Cruddy Kevin! What a loser!
Last place in five separate events in the Camp Olympics!
Come to think of it, at Reunion, Kevin had teeth. White teeth.
They looked real, even.  Natural.
Must've set him back a fortune.
Probably did it for his wife. Good looking woman he married.
Well, more power to him.  We had a lot of fun with old Crud.
The time we sawed through the rope on his upper bunk.
Or the rubber snake in his mess kit.
But the best one was the pollywogs in his sneakers!
Did he squeal!
Counselor told him he ought to wear socks!
Can you beat that?
"hey, I got my toes all full of squished tadpoles!"
"Well, kid, why don't you wear socks!"
I hope his wife's got a sense of humor.
Most women don't.
Camp Quichee's co-ed, now. I hope that hasn't ruined it.
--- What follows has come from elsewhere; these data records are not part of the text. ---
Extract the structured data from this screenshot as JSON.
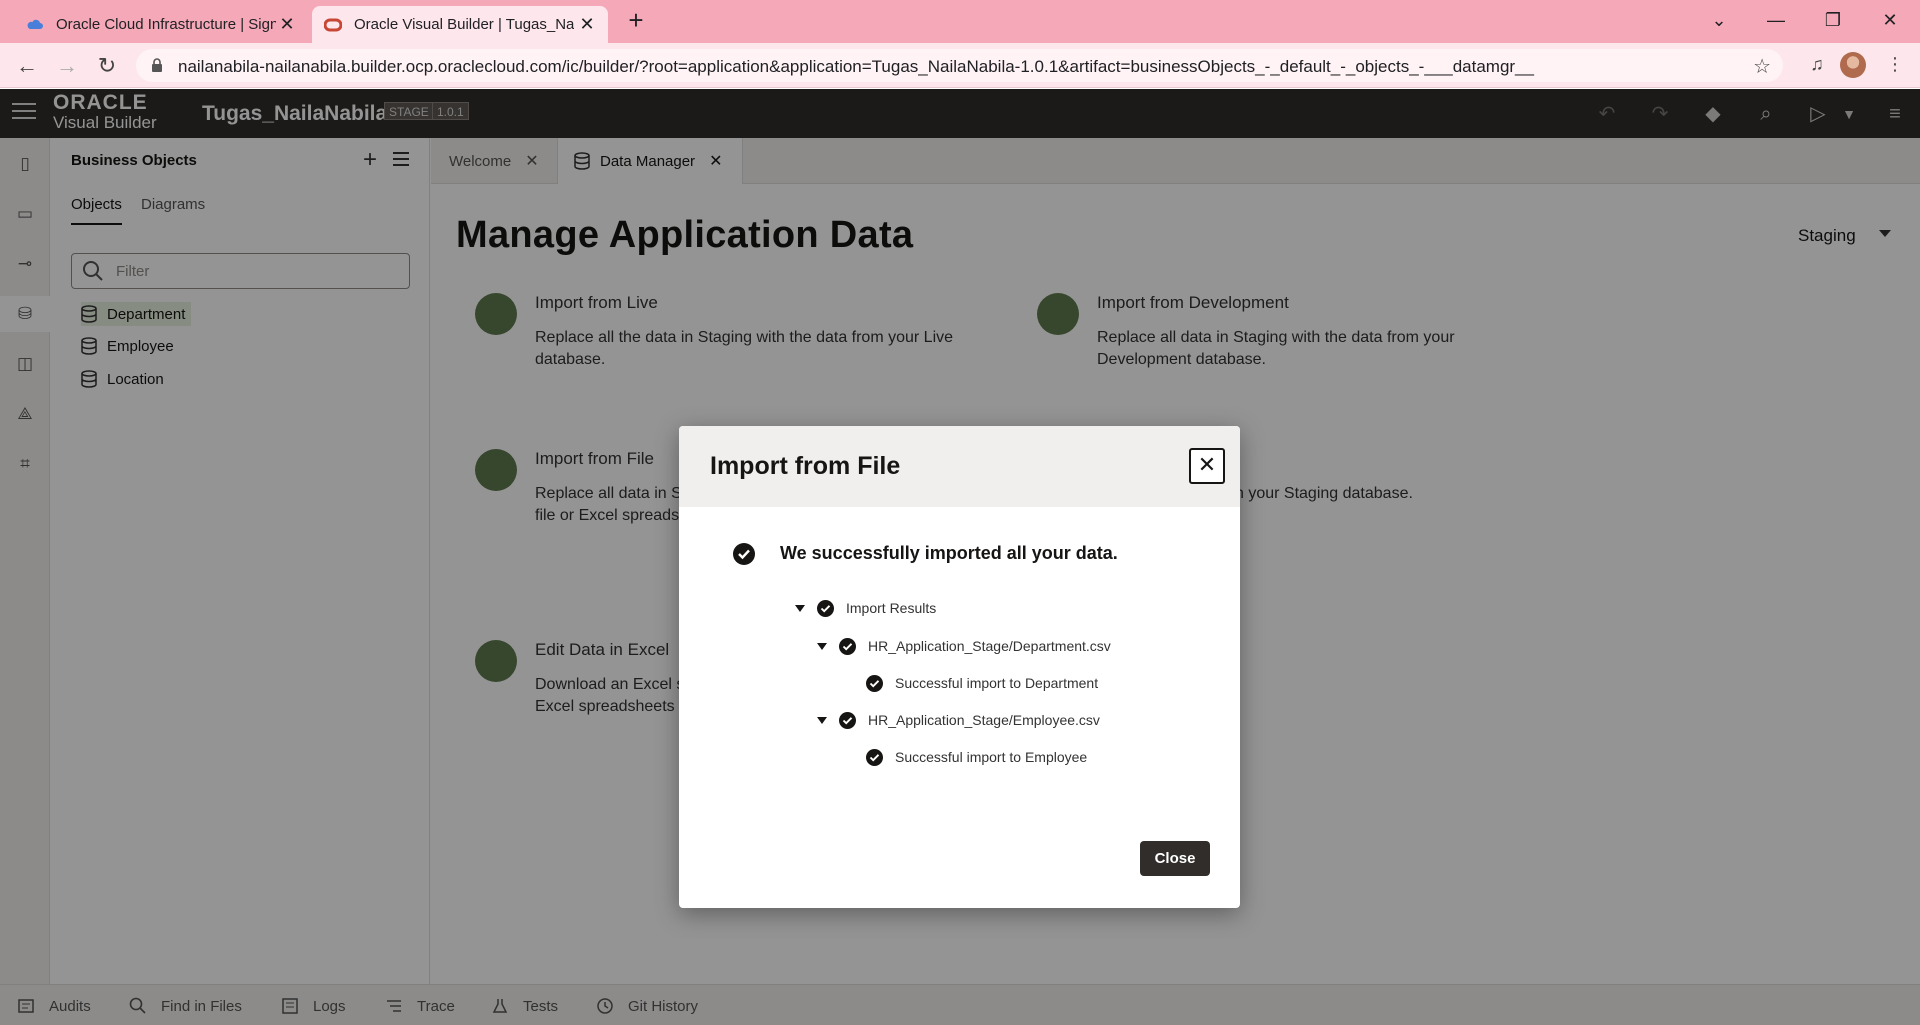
{
  "browser": {
    "tabs": [
      {
        "title": "Oracle Cloud Infrastructure | Sign"
      },
      {
        "title": "Oracle Visual Builder | Tugas_NailaNabila"
      }
    ],
    "url": "nailanabila-nailanabila.builder.ocp.oraclecloud.com/ic/builder/?root=application&application=Tugas_NailaNabila-1.0.1&artifact=businessObjects_-_default_-_objects_-___datamgr__"
  },
  "header": {
    "logo_top": "ORACLE",
    "logo_bottom": "Visual Builder",
    "app_name": "Tugas_NailaNabila",
    "stage_badge": "STAGE",
    "version_badge": "1.0.1"
  },
  "sidebar": {
    "title": "Business Objects",
    "tabs": [
      "Objects",
      "Diagrams"
    ],
    "filter_placeholder": "Filter",
    "items": [
      "Department",
      "Employee",
      "Location"
    ]
  },
  "editor_tabs": [
    "Welcome",
    "Data Manager"
  ],
  "main": {
    "title": "Manage Application Data",
    "environment": "Staging",
    "cards": [
      {
        "title": "Import from Live",
        "desc1": "Replace all the data in Staging with the data from your Live",
        "desc2": "database."
      },
      {
        "title": "Import from Development",
        "desc1": "Replace all data in Staging with the data from your",
        "desc2": "Development database."
      },
      {
        "title": "Import from File",
        "desc1": "Replace all data in S",
        "desc2": "file or Excel spreads"
      },
      {
        "title": "",
        "desc1": "n your Staging database.",
        "desc2": ""
      },
      {
        "title": "Edit Data in Excel",
        "desc1": "Download an Excel s",
        "desc2": "Excel spreadsheets"
      }
    ]
  },
  "footer": [
    "Audits",
    "Find in Files",
    "Logs",
    "Trace",
    "Tests",
    "Git History"
  ],
  "dialog": {
    "title": "Import from File",
    "message": "We successfully imported all your data.",
    "tree": {
      "root": "Import Results",
      "file1": "HR_Application_Stage/Department.csv",
      "result1": "Successful import to Department",
      "file2": "HR_Application_Stage/Employee.csv",
      "result2": "Successful import to Employee"
    },
    "close_label": "Close"
  },
  "colors": {
    "header_bg": "#312d2a",
    "chrome_tab_bar": "#f5a9b8",
    "accent_green": "#5d7b4f"
  }
}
They must have to crack down, with them right there on top of the boys instead of across the lake at Pocahantus.
Pocahantus.  Land of dreams.
We used to float stuff across to the girl's side, bottles with obscene messages,
A rubber snake.
And listen for the screams.
Then there was the time we put pillows in the bunk for bed check and hiked around the lake in the dark.
Russ and Cruddy and me.
We found the girls' bath house and whittled out a peek hole
And then waited for one of them to get up and come pee.
We waited and waited.
Cruddy  wanted to take a chance and sneak inside to see what  was written on the walls,
but I said he'd get us all caught.
So  we  waited.  And told each other every dirty joke  we'd  heard From first grade on,
and  tried not to laugh out loud,  which wasn't hard
Since  we'd heard all the jokes before.
Then Cruddy fell asleep, and then Russ,
and then both my legs.
Then it was just about dawn when
Rustle, rustle,  one of them was coming!
Coming right up the path now! I shook Cruddy,
The one, she was almost in sight now she was
My God she was a Counselor!
A counselor!  They'd found us out!
Run like hell! Jesus legs, run!
It wasn't till I was a married man with a child of my own
that it occurred to me:
Even a Counselor might have to pee.

It's a great mystery, it really is.
The opposite sex is a foreign country.
If anything, today it's harder.
You have one next to you playing shortstop,
you get to think you know what they're after:
But what they're after's you!
The old rules were like diplomatic relations,
substitute for war.

I don't like the sound of your engine, Silverbird.
You could use a tune-up.
More than a hundred and fifty bucks, that’ll be.
More than I paid for my first Chevy.
I ought to tune you myself, Big Fella.
I used to.
Can't be that much harder, in twenty years.
Takes tools, though.  Metric tools.
Hell, I used to take the engine apart with a couple of wrenches.
When I got it back together,
I'd drive around and impress girls.
Girls must have been easier to impress, back then.